Uncertain time-series similarity: Return to the basics.

  • Michele Dallachiesa ,
  • ,
  • Katsiaryna Mirylenka ,
  • Themis Palpanas

Very Large Databases |

Publication

In the last years there has been a considerable increase in the availability of continuous sensor measurements in a wide range of application domains, such as Location-Based Services (LBS), medical monitoring systems, manufacturing plants and engineering facilities to ensure efficiency, product quality and safety, hydrologic and geologic observing systems, pollution management, and others.

Due to the inherent imprecision of sensor observations, many investigations have recently turned into querying, mining and storing uncertain data. Uncertainty can also be due to data aggregation, privacy-preserving transforms, and error-prone mining algorithms.
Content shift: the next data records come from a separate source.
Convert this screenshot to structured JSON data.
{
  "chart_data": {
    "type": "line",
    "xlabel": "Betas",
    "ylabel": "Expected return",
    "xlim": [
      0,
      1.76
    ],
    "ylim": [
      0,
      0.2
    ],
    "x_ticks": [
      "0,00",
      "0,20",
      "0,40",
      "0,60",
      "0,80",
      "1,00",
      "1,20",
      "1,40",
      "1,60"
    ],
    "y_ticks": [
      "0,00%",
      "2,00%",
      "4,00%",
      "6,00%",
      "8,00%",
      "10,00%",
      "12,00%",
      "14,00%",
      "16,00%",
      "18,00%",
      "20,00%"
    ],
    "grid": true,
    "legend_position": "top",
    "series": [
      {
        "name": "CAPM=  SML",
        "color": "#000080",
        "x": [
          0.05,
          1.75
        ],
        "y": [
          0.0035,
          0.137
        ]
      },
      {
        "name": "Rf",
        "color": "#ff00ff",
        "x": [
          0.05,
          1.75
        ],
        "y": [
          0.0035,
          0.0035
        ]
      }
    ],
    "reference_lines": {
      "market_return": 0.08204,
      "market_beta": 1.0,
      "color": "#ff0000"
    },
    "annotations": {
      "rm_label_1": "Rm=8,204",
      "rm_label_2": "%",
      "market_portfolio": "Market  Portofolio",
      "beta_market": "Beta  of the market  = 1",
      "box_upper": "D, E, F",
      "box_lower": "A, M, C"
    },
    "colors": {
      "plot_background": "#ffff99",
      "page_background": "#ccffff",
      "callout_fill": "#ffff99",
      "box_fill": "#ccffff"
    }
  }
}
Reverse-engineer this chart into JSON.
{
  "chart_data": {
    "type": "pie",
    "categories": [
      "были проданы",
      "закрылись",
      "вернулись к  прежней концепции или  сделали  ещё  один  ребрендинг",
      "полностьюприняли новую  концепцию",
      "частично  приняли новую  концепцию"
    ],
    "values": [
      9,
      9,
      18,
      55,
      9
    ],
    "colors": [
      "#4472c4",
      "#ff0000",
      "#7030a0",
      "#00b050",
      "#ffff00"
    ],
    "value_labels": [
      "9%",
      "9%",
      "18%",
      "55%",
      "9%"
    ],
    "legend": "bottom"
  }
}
In this study, we survey the techniques that have been proposed specifically for modeling and processing uncertain time series, an important model for temporal data. We provide an analytical evaluation of the alternatives that have been proposed in the literature, highlighting the advantages and disadvantages of each approach, and further compare these alternatives with two additional techniques that were carefully studied before. We conduct an extensive experimental evaluation with 17 real datasets, and discuss some surprising results, which suggest that a fruitful research direction is to take into account the temporal correlations in the time series. Based on our evaluations, we also provide guidelines useful for the practitioners in the field.